Chúng tôi khẳng định một chân lý hiển nhiên rằng mọi người sinh ra đều bình đẳng, rằng tạo hóa đã ban cho họ những quyền tất yếu và bất khả xâm phạm, trong đó có quyền sống, quyền được tự do và mưu cầu hạnh phúc . . . (Lời Mở Đầu Của Tuyên Ngôn Độc Lập Mỹ)
Thursday, October 31, 2019
Trại Minh Long.
Special Forces Camps In I Corps: SF Camp Minh Long, A-108 The "old" I Corps Special Forces camp at Minh Long started 15 Feb 66. Like many A-camps in I Corps, Camp Minh Long was the result of the work of many A-teams. A proposed camp at Hiep Duc was scheduled for opening o/a/ July, 1966. When A Shau was overrun, A7/15, which had transferred to 5th SFGA, was already established at Tien Phuoc. As the A Shau team became available, it was put into Tien Phuoc and the team at Gia Vuc A-103 was re-designated A-108 and transferred to Minh Long, which had been opened by A-110 (see A-110). Minh Long was located in Minh Long District, Quang Ngai Province. ; Camp Minh Long moved to its "new" location 25 Aug 66. The camp converted to ARVN Rangers Mar 70.
Minh Long is located in the Phuoc Giang River valley about 23 kilometers south-southwest of Quang Ngai City.
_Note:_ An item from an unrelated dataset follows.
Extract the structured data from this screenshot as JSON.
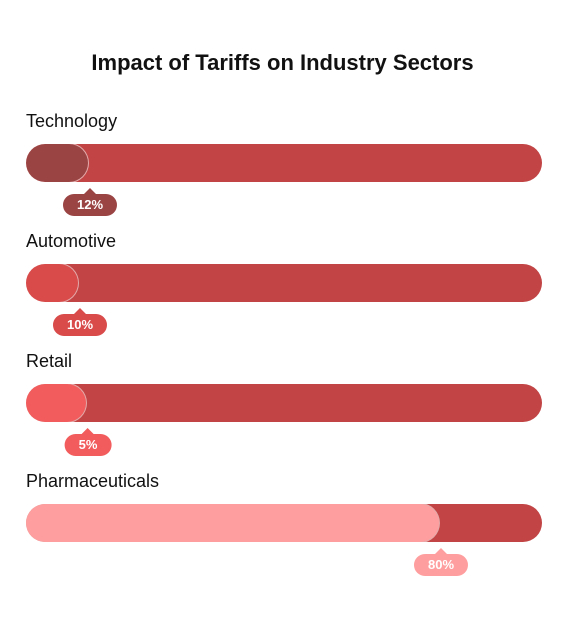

On the morning of 06 March 1967 a patrol from the Special Forces camp, led by two US soldiers, operating in the valley about 8 kilometers north of the Minh Long airfield was ambushed by a much larger VC force. The South Vietnamese irregulars broke under the attack and scattered. A reaction force was promptly dispatched under command of Master Sergeant Joseph Sanchez with Staff Sergeant Michael Stearns as his second-in-command. On arrival in the area they rounded up about 30 members of the original patrol and set them to securing a landing zone in preparation for reinforcements. When MSG Sanchez thought he had enough troops - about 60 men all told - the force set off area of engagement. They had moved only about 500 meters when they too came under heavy attack. These troops held but were forced to withdraw from the killing zone. After they had pulled back a short distance, MSG Sanchez realized SSG Stearns and two Vietnamese sergeants were missing - and he went back after them. He was killed while trying to reach them.
At this point there were four missing Americans, two from the original patrol and two from the reaction force: • MSG Thomas J. Sanchez, Pasadena, CA (Dist Svc Cross) • SSG Jacob G. Roth • SSG Michael F. Stearns, San Francisco, CA (Silver Star) • SP4 Burt C. Small, Savannah, GA
SSG Roth was rescued on 06 March. On 07 March a CIDG patrol captured a Montagnard soldier who, when interrogated, acknowledged being a part of the ambush force and said that one American had been captured. When the bodies of MSG Sanchez and SSG Stearns were recovered on 09 March it was clear that SP4 Small had been captured.
Searches of the area were not successful - the VC had withdrawn into the mountains, taking SP4 Small with them - and he was never seen again. Small was carried as Missing in Action until 31 Oct 1977, when the Secretary of the Army approved a Presumptive Finding of Death. His remains have not been repatriated.